Tennesseetransitions


Take Control of Your Future

Through posters, the United States government attempted to capture the public’s attention during World Wars I and II. The posters were actually urgent war messages about the need for both farmers and private citizens to grow food in order to divert more to the troops in action. They conveyed simple ideas about ways to grow, preserve and conserve food. Here’s one that was very popular:

 

Now here’s the same poster reproduced for today:

The second one’s got an updated look, but the message remains the same: taking control of our food supply can help us take control of our future. That’s profound when you think deeply about it! Taking control by growing what you can in your own front or back yard, by shopping at farmer’s markets or locally owned retail markets that support local or regional food growers, by gleaning in farmer’s fields after the crops have been harvested, by foraging, by joining a food coop, subscribing to a CSA or by becoming part of a community garden, allows us to not only eat healthier and for less money, but it also offers us a blessed sense of assurance that we can feed our families regardless of the state of the economy, droughts and crop failures, or the outcome of the November elections.
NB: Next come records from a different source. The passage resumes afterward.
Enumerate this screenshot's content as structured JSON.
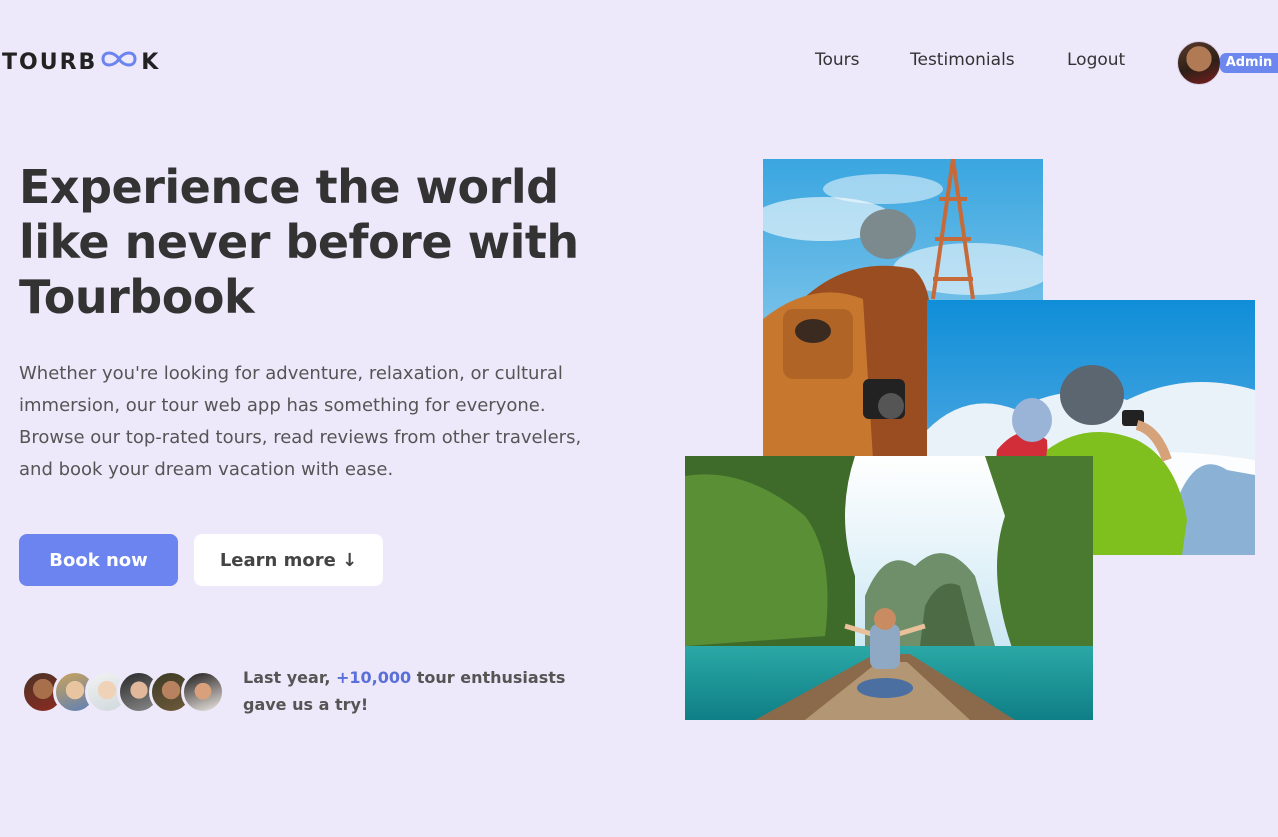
{
  "brand": {
    "name_left": "TOURB",
    "name_right": "K"
  },
  "nav": {
    "items": [
      "Tours",
      "Testimonials",
      "Logout"
    ]
  },
  "user": {
    "role_badge": "Admin"
  },
  "hero": {
    "headline": "Experience the world like never before with Tourbook",
    "description": "Whether you're looking for adventure, relaxation, or cultural immersion, our tour web app has something for everyone. Browse our top-rated tours, read reviews from other travelers, and book your dream vacation with ease.",
    "primary_cta": "Book now",
    "secondary_cta": "Learn more ↓"
  },
  "social_proof": {
    "prefix": "Last year, ",
    "count": "+10,000",
    "suffix": " tour enthusiasts gave us a try!"
  },
  "colors": {
    "background": "#ede9fa",
    "accent": "#6b84f0",
    "text": "#333333"
  }
}
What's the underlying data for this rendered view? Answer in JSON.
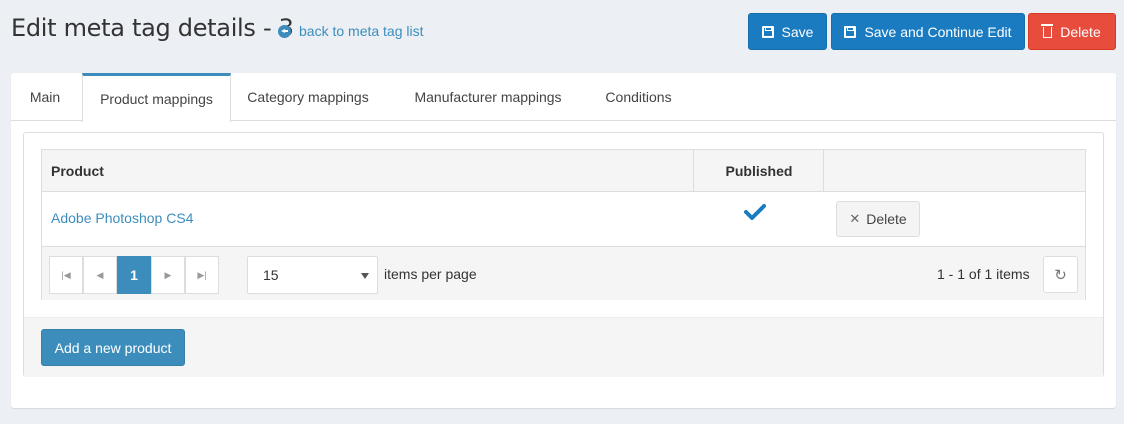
{
  "header": {
    "title": "Edit meta tag details - 3",
    "back_link": "back to meta tag list"
  },
  "toolbar": {
    "save_label": "Save",
    "save_continue_label": "Save and Continue Edit",
    "delete_label": "Delete"
  },
  "tabs": [
    {
      "label": "Main"
    },
    {
      "label": "Product mappings",
      "active": true
    },
    {
      "label": "Category mappings"
    },
    {
      "label": "Manufacturer mappings"
    },
    {
      "label": "Conditions"
    }
  ],
  "grid": {
    "columns": [
      "Product",
      "Published",
      ""
    ],
    "rows": [
      {
        "product": "Adobe Photoshop CS4",
        "published": true,
        "action": "Delete"
      }
    ],
    "pager": {
      "current_page": "1",
      "page_size": "15",
      "items_per_page_label": "items per page",
      "info": "1 - 1 of 1 items"
    }
  },
  "add_button": "Add a new product",
  "colors": {
    "primary": "#3c8dbc",
    "save": "#1a7bc0",
    "danger": "#e74c3c"
  }
}
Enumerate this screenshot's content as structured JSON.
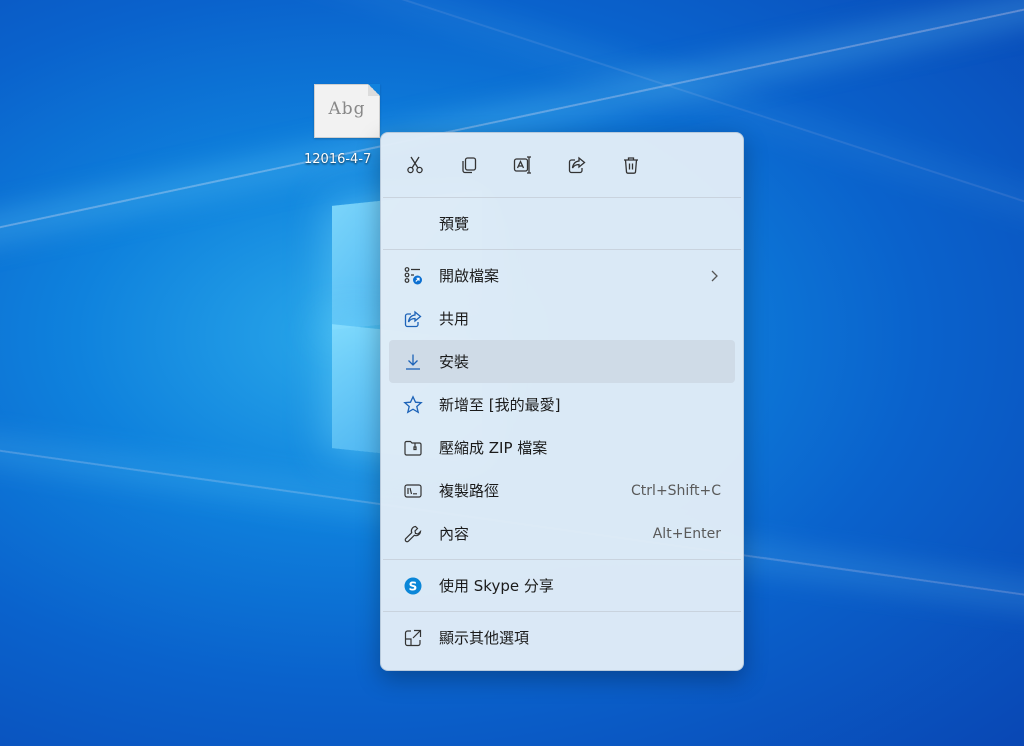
{
  "desktop": {
    "file": {
      "thumb_text": "Abg",
      "name": "12016-4-7"
    }
  },
  "context_menu": {
    "toolbar": [
      {
        "name": "cut",
        "icon": "scissors-icon"
      },
      {
        "name": "copy",
        "icon": "copy-icon"
      },
      {
        "name": "rename",
        "icon": "rename-icon"
      },
      {
        "name": "share",
        "icon": "share-icon"
      },
      {
        "name": "delete",
        "icon": "trash-icon"
      }
    ],
    "preview": "預覽",
    "items": [
      {
        "label": "開啟檔案",
        "icon": "open-with-icon",
        "submenu": true
      },
      {
        "label": "共用",
        "icon": "share-icon"
      },
      {
        "label": "安裝",
        "icon": "download-icon",
        "highlighted": true
      },
      {
        "label": "新增至 [我的最愛]",
        "icon": "star-icon"
      },
      {
        "label": "壓縮成 ZIP 檔案",
        "icon": "zip-folder-icon"
      },
      {
        "label": "複製路徑",
        "icon": "copy-path-icon",
        "shortcut": "Ctrl+Shift+C"
      },
      {
        "label": "內容",
        "icon": "wrench-icon",
        "shortcut": "Alt+Enter"
      }
    ],
    "skype": {
      "label": "使用 Skype 分享",
      "icon": "skype-icon",
      "accent": "#0078d4"
    },
    "more": {
      "label": "顯示其他選項",
      "icon": "open-external-icon"
    }
  }
}
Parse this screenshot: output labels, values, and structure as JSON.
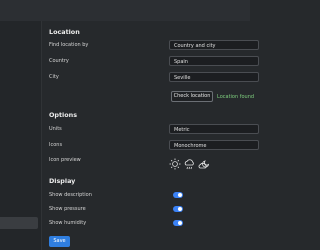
{
  "location": {
    "title": "Location",
    "find_by_label": "Find location by",
    "find_by_value": "Country and city",
    "country_label": "Country",
    "country_value": "Spain",
    "city_label": "City",
    "city_value": "Seville",
    "check_button": "Check location",
    "status_text": "Location found"
  },
  "options": {
    "title": "Options",
    "units_label": "Units",
    "units_value": "Metric",
    "icons_label": "Icons",
    "icons_value": "Monochrome",
    "preview_label": "Icon preview",
    "preview_icons": [
      "sun-icon",
      "rain-cloud-icon",
      "partly-cloudy-night-icon"
    ]
  },
  "display": {
    "title": "Display",
    "show_description_label": "Show description",
    "show_description_on": true,
    "show_pressure_label": "Show pressure",
    "show_pressure_on": true,
    "show_humidity_label": "Show humidity",
    "show_humidity_on": true
  },
  "save_label": "Save",
  "colors": {
    "background": "#26292c",
    "accent": "#3b82f6",
    "status_ok": "#7fd07f"
  }
}
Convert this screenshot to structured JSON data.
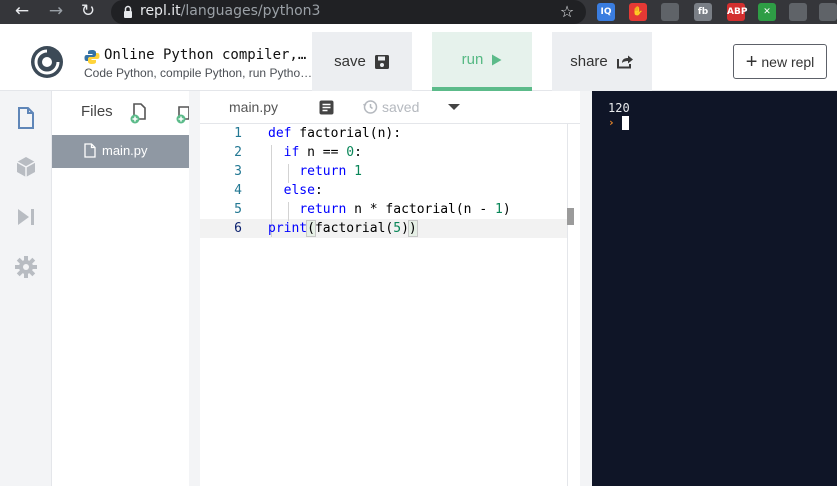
{
  "browser": {
    "url_host": "repl.it",
    "url_path": "/languages/python3",
    "extensions": [
      {
        "name": "iq-extension-icon",
        "label": "IQ",
        "color": "#3a7de0"
      },
      {
        "name": "adblocker-hand-icon",
        "label": "✋",
        "color": "#e53935"
      },
      {
        "name": "bird-extension-icon",
        "label": "",
        "color": "#5f6368"
      },
      {
        "name": "fb-extension-icon",
        "label": "fb",
        "color": "#7a7f86"
      },
      {
        "name": "abp-extension-icon",
        "label": "ABP",
        "color": "#d32f2f"
      },
      {
        "name": "green-extension-icon",
        "label": "✕",
        "color": "#2e9d45"
      },
      {
        "name": "broom-extension-icon",
        "label": "",
        "color": "#5f6368"
      },
      {
        "name": "globe-extension-icon",
        "label": "",
        "color": "#5f6368"
      }
    ]
  },
  "header": {
    "title": "Online Python compiler,…",
    "subtitle": "Code Python, compile Python, run Pytho…",
    "save_label": "save",
    "run_label": "run",
    "share_label": "share",
    "new_repl_label": "new repl"
  },
  "files": {
    "heading": "Files",
    "items": [
      {
        "name": "main.py"
      }
    ]
  },
  "editor": {
    "tab_label": "main.py",
    "saved_label": "saved",
    "line_numbers": [
      "1",
      "2",
      "3",
      "4",
      "5",
      "6"
    ]
  },
  "console": {
    "output": "120"
  },
  "colors": {
    "run_accent": "#5cbb8a",
    "console_bg": "#0f1527",
    "prompt": "#f18b2b",
    "file_selected": "#8f98a3"
  }
}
While many Americans are still losing their homes to foreclosures (see Foreclosures are up for first time in 27 months), losing their jobs to foreign countries and losing their minds over personal debt and inflation, the peace and satisfaction of knowing you can put food on the table is priceless.

This is not an ‘all or none’ proposition folks…start where you can and go from there. I’m already considering digging up the foundation plantings around my new home and replacing them with beautiful, edible plantings of fruits, berries, and perennial vegetables like rhubarb and asparagus. One side of my home is partially shaded, so I’m thinking about trying some huckleberries, gooseberries or black currants there, as well as some leafy greens. I realize some of us absolutely can’t grow food but many of us can, or could, with a little determination and imagination. During the World Wars, encouraged by the posters, private citizens produced over 40% of the fruits and vegetables that were eaten in the US! 40%!! By making gardening a family and community effort, we can do that again. Gardeners could feel empowered by their contribution of labor and rewarded by the produce grown.

Just like with any worthwhile project, gardens and orchards don’t produce overnight and require time and patience to come to fruition. Learning to keep bees or a small backyard flock of hens also takes time to collect your equipment, provide the housing and learn the how-to’s involved. The time to begin this work is now, not when there are already shortages. None of us will ever be able to be 100% food self-sufficient. That takes a community. But if we can learn to grow and preserve even some of our food, commit to a plant-based diet, eat only that which is in season, and then work within our communities to grow a strong local economy, we’ll all eat, regardless of what the future holds. Doing it ourselves rather than waiting on the government or anyone else –THAT’S taking control!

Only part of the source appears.